Masha - geliebte Lebensretterin

 

 

 

Im Jahr 2006 bewohnte ich noch meine Eigentumswohnung. Drei Zimmer, Küche, Bad und schöner Balkon. Das Haus hatte vier Wohnungen auf zwei Etagen.

Es war Anfang März und es war draußen noch immer alles weiß vom Schnee. Zu dieser Zeit hatte ich Morro, Masha, Mailo, Cilly und Dunja, die allerdings zu der Zeit im Honeymoon bei einem anderen Kater in der Nähe von Köln war.

Es war die Nacht von Freitag auf Samstag. Gegen vier Uhr in der Nacht fing Katze Masha an mich wachzutrampeln. Es dauerte einige Zeit bis sie mich dann auch wach hatte. Noch als ich im Bett lag roch ich es schon. Brandgeruch. Das Fenster im Schlafzimmer war auf Kipp geöffnet. Ich stand auf und schnupperte am offenen Fenster. Nein, nichts. Die Luft roch gut. Nun war ich nicht nur wach, auch neugierig. Wo kam der Brandgeruch her!? Ich ging durch die Wohnung. Schaute aus den Fenstern. Mir fiel dann auf, dass es im Wohnungsflur doch intensiv nach Rauch roch! Ich öffnete beherzt die Wohnungstür, da schlugen mir schwarze Rauchwolken entgegen. Tür! Sammeln. Was tun!? Alle Katzen schnell ins Schlafzimmer. Dies ist auch notfalls über den Balkon begehbar.

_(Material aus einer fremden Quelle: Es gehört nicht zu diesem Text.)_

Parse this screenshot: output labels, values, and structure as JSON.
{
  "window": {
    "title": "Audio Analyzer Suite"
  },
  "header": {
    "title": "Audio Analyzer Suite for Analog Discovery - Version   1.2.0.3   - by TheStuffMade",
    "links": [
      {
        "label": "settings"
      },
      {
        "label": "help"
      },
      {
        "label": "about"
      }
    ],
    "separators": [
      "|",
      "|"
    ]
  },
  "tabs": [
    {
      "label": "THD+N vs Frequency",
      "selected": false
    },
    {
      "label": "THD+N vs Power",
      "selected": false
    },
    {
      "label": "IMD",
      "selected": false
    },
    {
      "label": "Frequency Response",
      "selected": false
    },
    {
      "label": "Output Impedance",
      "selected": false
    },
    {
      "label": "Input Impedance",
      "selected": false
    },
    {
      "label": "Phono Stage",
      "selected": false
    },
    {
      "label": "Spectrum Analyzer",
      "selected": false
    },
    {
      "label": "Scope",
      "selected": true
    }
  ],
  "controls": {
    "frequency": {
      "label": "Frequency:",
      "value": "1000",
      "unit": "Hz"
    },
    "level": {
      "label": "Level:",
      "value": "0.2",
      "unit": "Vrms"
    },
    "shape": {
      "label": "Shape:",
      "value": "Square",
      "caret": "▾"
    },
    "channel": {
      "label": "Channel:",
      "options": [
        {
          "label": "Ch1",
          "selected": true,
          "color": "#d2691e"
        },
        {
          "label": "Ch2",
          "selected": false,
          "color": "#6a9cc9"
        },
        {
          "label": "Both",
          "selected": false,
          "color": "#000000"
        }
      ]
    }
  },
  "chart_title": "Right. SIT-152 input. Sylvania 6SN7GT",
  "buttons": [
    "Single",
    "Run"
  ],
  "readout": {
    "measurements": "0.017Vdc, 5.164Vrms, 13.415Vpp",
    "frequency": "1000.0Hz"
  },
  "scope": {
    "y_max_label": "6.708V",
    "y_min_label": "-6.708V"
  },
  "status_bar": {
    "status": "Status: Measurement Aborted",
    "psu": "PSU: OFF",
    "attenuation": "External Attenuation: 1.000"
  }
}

Dann die Nachbarn! Ich klingelte Sturm bei der jungen Familie direkt nebenan. Die kleine Tochter war grade wenige Monate jung.

Nach mehreren Klingelversuchen wurde schleppend die Tür geöffnet.

Carmen: Ooh, Signe weisst du wie spät es ist? Wir schlafen noch.

Ja, Carmen, raus hier, es brennt! Wir müssen die Feuerwehr rufen und den anderen Nachbarn Bescheid geben.

Mittlerweile stand auch ihr Mann Björn da. Er hatte sich bereits angekleidet und war schon auf dem Weg durch das Haus die zwei alleinstehenden Nachbarinnen zu alarmieren.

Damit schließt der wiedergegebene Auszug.